The Defendant would not have been permitted to rely upon the false statements in the application if the false statements had been contained in that part of the application that was omitted. This was so held in the ease of New York Life Ins. Co. v. Rosso, 154 Miss. 196, 122 So. 382. In that case there was no proof of fraud on the part of the applicant in making the original application and the Court held that the failure of the Company to deliver with the policy that component part of the application containing the false statements precluded the Company from defending on that ground. The authority nearest in point from the Supreme Court of Mississippi is that of Metropolitan Life Insurance Company v. Scott, 160 Miss. 537, 134 So. 159, 161. In that case the Company did not attach the application to the policy when it was delivered. However, the policy itself contained the same representations that had been embodied in the unattached application. In that case the insured argued that Section 5684 precluded the Company from showing the falsity of any representations contained in the application, even though the policy actually contained the same representations. The Insurance Company in that case relied upon the policy itself and not upon false statements contained in the application which was not attached. The Court said:

“One evident purpose of the statute requiring the delivery to the insured of a copy of the . application is to exclude or eliminate from the contract an application, a copy of which is not delivered to the insured with the policy, and to render ineffective any defenses or attempted defenses based upon anything contained in such application, but it does not follow that a failure to incorporate in or attach to the policy a copy of the application will preclude the company from relying on any defenses available to it under the terms of the policy. * * * The policy was complete in itself, and purports to contain in plain language all the terms, conditions, and stipulations of the contract, and we do not think the company is precluded from relying on the express conditions and stipulations appearing on the face of the policy, by reason of the fact that the application contained representations or stipulations in reference to the same subject-matter.
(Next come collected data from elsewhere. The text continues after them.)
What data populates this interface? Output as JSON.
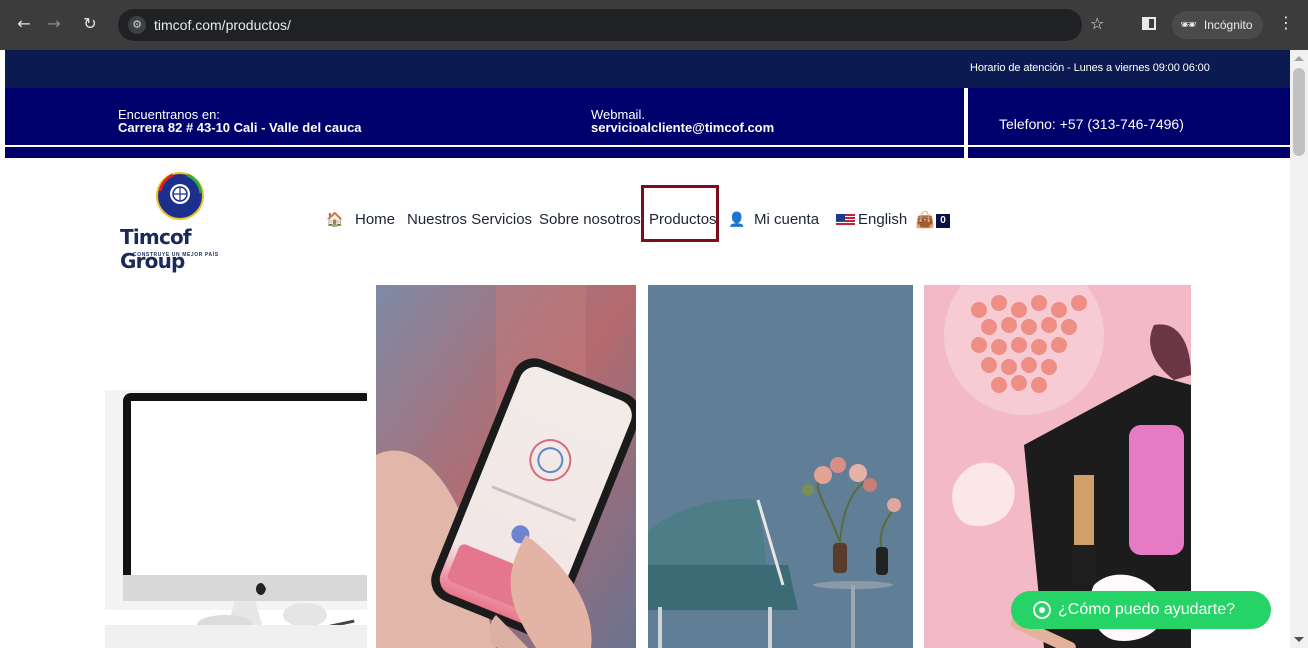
{
  "browser": {
    "url": "timcof.com/productos/",
    "incognito_label": "Incógnito"
  },
  "topbar": {
    "hours": "Horario de atención - Lunes a viernes 09:00 06:00"
  },
  "infobar": {
    "location_label": "Encuentranos en:",
    "location_value": "Carrera 82 # 43-10 Cali - Valle del cauca",
    "webmail_label": "Webmail.",
    "webmail_value": "servicioalcliente@timcof.com",
    "phone": "Telefono: +57 (313-746-7496)"
  },
  "logo": {
    "brand": "Timcof Group",
    "tagline": "CONSTRUYE UN MEJOR PAÍS"
  },
  "nav": {
    "home": "Home",
    "services": "Nuestros Servicios",
    "about": "Sobre nosotros",
    "products": "Productos",
    "account": "Mi cuenta",
    "language": "English",
    "cart_count": "0"
  },
  "products": [
    {
      "name": "computer-monitor"
    },
    {
      "name": "smartphone-in-hand"
    },
    {
      "name": "chair-and-flowers"
    },
    {
      "name": "makeup-cosmetics"
    }
  ],
  "whatsapp": {
    "label": "¿Cómo puedo ayudarte?"
  },
  "colors": {
    "topbar": "#0c1a52",
    "infobar": "#00006d",
    "highlight_box": "#7a0e1a",
    "whatsapp": "#25d366"
  }
}
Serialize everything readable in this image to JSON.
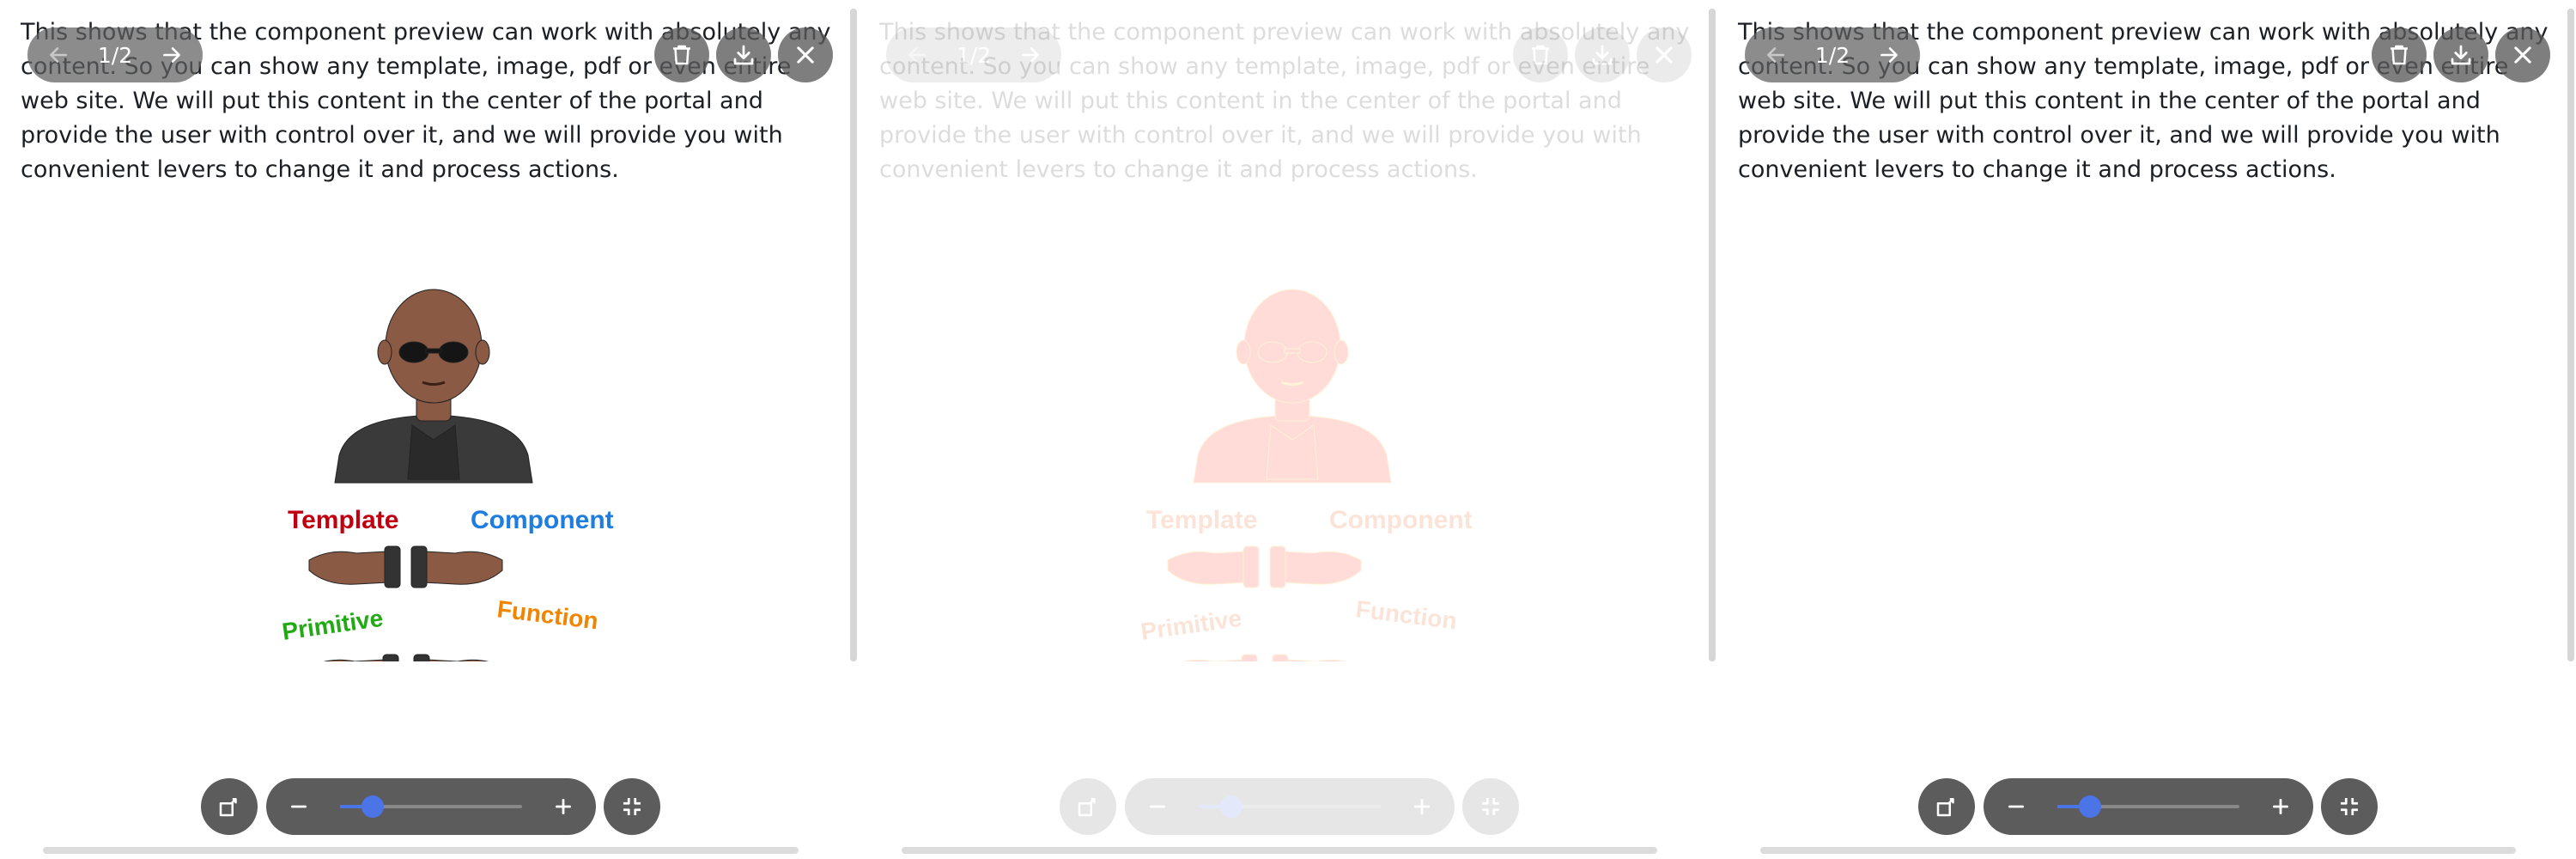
{
  "description": "This shows that the component preview can work with absolutely any content. So you can show any template, image, pdf or even entire web site. We will put this content in the center of the portal and provide the user with control over it, and we will provide you with convenient levers to change it and process actions.",
  "pagination": {
    "label": "1/2"
  },
  "illustration": {
    "labels": {
      "template": "Template",
      "component": "Component",
      "primitive": "Primitive",
      "function": "Function"
    },
    "colors": {
      "template": "#c00010",
      "component": "#1f7de0",
      "primitive": "#22aa15",
      "function": "#f08500",
      "filtered_fill": "#ff1a00",
      "filtered_label": "#e64a00",
      "skin": "#8a5a44",
      "shirt": "#3a3a3a"
    }
  },
  "zoom": {
    "value": 0.18
  },
  "icons": {
    "prev": "arrow-left-icon",
    "next": "arrow-right-icon",
    "delete": "trash-icon",
    "download": "download-icon",
    "close": "close-icon",
    "rotate": "rotate-icon",
    "zoom_out": "minus-icon",
    "zoom_in": "plus-icon",
    "fullscreen": "collapse-icon"
  },
  "accent": "#4b74e6"
}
When the company chose to ignore the statements and representations appearing in the application, and incorporated in the policy in plain terms the conditions and stipulations upon which its validity should rest, and the policy was accepted by the insured as constituting a contract, it had the right to make any defenses it might have under the terms of the policy, without reference to such application."

. The statute of Mississippi undoubtedly was not intended to permit a person to perpetrate a fraud. If given the construction that is contended for by the Plaintiff herein, it would permit that very thing to be done. Under the facts as disclosed by this record the insured had recently had a very serious operation and undoubtedly knew that she was in a serious condition. She had just come out of the hospital in July and had every opportunity to determine from the policy that she had made essentially and materially fraudulent misstatements of fact. She alone was the one who knew they were false and she alone had the opportunity to correct them before her death, but failed and neglected so to do.

Counsel for the Plaintiff and the Defendant cite many authorities outside the State of Mississippi bearing on this question and there is a conflict among the authorities outside the State of Mississippi, but I do not deem it necessary to refer to those authorities in detail. The law of the case is governed by the statutory law of Mississippi and the decisions of the Supreme Court of Mississippi construing that statute. I am of the opinion that under the facts of this case and under the law of Mississippi as inferred from the statute and decisions of the Supreme Court, the Defendant is not precluded from taking advantage of the false and fraudulent statements made by the insured to the Company and upon which the Company relied and issued the policies.

Judgment may be entered sustaining the motion for a summary judgment of the Defendant and overruling the motion for summary judgment of the Plaintiff.